Job Overview
As a Technical Writer, you will be responsible for producing clear, concise, and user-friendly documentation for various internal processes, including SOPs and Work Instructions. You will collaborate closely with subject matter experts, engineers, and production teams to develop comprehensive documentation that adheres to company and regulatory standards, including ISO 13485 and FDA regulations
Responsibilities
- Develop, revise, and standardize SOPs, Work Instructions, and other technical documentation.
- Collaborate with various departments to gather information and ensure the accuracy of technical documents.
- Translate complex technical concepts into easily understandable content for diverse audiences.

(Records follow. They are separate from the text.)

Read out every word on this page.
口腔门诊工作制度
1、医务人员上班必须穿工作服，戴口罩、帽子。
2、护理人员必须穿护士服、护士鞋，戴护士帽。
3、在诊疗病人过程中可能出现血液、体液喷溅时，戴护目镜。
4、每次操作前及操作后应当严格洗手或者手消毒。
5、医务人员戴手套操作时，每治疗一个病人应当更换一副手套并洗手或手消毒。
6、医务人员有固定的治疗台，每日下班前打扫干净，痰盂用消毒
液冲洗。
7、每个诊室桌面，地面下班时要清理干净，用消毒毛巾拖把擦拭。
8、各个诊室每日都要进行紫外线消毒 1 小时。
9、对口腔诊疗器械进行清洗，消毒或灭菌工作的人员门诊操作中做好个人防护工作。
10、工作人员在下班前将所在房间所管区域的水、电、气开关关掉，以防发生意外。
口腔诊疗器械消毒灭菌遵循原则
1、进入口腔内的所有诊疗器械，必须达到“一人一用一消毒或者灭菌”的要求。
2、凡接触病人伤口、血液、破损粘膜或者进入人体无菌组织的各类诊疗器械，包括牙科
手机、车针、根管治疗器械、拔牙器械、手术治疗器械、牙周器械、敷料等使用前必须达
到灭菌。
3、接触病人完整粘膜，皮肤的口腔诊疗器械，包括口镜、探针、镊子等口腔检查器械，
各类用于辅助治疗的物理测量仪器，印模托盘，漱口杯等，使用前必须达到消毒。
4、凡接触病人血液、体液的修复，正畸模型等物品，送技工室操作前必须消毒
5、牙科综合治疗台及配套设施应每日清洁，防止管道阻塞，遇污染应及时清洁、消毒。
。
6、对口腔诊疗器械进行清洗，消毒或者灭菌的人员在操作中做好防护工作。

- Ensure all documentation complies with company policies, industry standards, and regulatory requirements, including ISO 13485, FDA 21 CFR Part 820, and GMP
- Review and edit existing documents to ensure they are current and reflect operational changes.
- Maintain a centralized repository of all technical documents and ensure easy accessibility.
- Assist in training and onboarding by providing clear and comprehensive documentation for procedures.
- Performs other related duties as assigned.
Required Qualifications
- Bachelor's degree in Technical Writing, English, Engineering, or related field.
- 2-5 years proven experience as a Technical Writer or related experience, preferably in a manufacturing, engineering or regulated environment.
- Excellent written and verbal communication skills with attention to detail.
- Strong organizational skills with the ability to manage multiple projects simultaneously.
Preferred Qualifications
- Experience in the medical device industry.
- Knowledge of ISO 13485, FDA 21 CFR Part 820, and GMP Standards.
- Familiarity with ISO 14971 for risk management in medical device production.